Aus gesundheitlicher Sicht macht bio immer Sinn! Die Belastung von Bio-Obst und –Gemüse bis um das 200-fache niedriger (!) als bei der konventionell angebauten Konkurrenz. Da braucht man eigentlich nicht lange überlegen, für welche Alternative man sich entscheidet.
Für die Umweltbilanz insgesamt kann es bei Bio-Ware dagegen je nach Anbauart etwas schlechter aussehen als bei nicht-bio Anbau. Das ist einzig und allein der Tatsache geschuldet, dass aufgrund der ausbleibenden, bzw. nicht-chemischen Düngung beim Bio-Anbau nicht die hohen Erträge der konventionellen Methode erreicht werden können. Für den Transport und die Lagerung bleiben die Bilanzen dagegen ähnlich, so dass die Umrechnung auf eine geringere Menge erfolgt, was höhere Emissionsbilanzen aufweist.
Hier müsste man also die Erträge durch mehr Anbauflächen steigern, was z.B. schon durch einen gelegentlichen Fleischverzicht möglich wird. Die Flächen für Futtermittel, das für die Viehzucht verbraucht wird sind nämlich riesig im Vergleich zu den Erträgen, also dem Fleisch, das man daraus „gewinnen“ kann.

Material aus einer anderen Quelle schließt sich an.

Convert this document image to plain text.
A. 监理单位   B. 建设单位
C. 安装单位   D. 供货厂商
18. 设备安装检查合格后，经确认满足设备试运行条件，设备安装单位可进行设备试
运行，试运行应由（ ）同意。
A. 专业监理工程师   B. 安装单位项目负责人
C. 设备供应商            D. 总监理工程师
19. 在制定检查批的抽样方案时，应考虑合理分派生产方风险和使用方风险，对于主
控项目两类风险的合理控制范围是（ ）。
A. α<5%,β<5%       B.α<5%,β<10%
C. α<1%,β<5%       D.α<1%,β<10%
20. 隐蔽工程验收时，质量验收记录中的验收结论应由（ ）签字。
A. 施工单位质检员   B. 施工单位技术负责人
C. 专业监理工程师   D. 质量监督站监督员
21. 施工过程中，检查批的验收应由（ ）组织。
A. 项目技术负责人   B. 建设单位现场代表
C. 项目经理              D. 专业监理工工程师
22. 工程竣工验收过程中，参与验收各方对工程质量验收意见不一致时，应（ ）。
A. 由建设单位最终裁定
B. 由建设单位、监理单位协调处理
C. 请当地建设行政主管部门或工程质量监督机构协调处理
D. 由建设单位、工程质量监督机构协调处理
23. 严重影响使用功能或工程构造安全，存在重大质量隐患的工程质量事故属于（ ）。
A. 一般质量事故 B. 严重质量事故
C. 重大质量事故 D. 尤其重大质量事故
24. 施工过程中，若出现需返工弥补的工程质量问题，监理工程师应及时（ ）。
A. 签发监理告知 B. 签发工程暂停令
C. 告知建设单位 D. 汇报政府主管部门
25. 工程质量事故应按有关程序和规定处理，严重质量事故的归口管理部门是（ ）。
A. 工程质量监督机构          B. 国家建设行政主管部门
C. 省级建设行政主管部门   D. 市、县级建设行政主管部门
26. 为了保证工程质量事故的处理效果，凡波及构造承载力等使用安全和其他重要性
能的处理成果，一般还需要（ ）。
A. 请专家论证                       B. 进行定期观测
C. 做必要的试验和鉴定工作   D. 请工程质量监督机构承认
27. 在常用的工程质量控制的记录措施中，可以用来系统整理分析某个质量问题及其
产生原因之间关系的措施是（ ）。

Zusammenfassend lässt sich also sagen, dass es keine fixe Regel gibt, der man als bewusster Konsument bei der Entscheidung regional, saisonal oder bio folgen kann. Es gibt aber klare Tendenzen bei der Ökobilanz. Zunächst mal ist deutlich geworden, dass Größe Vorteile bringen kann. Das gilt sowohl beim Anbau als auch beim Transport. Das liegt am Skaleneffekt. Bei linear steigendem Ertrag steigen die Emissionen nicht in gleichem Maße linear mit, sondern bleiben geringer. Dadurch werden sie auf mehr Güter aufgeteilt und sind somit unter dem Strich niedriger.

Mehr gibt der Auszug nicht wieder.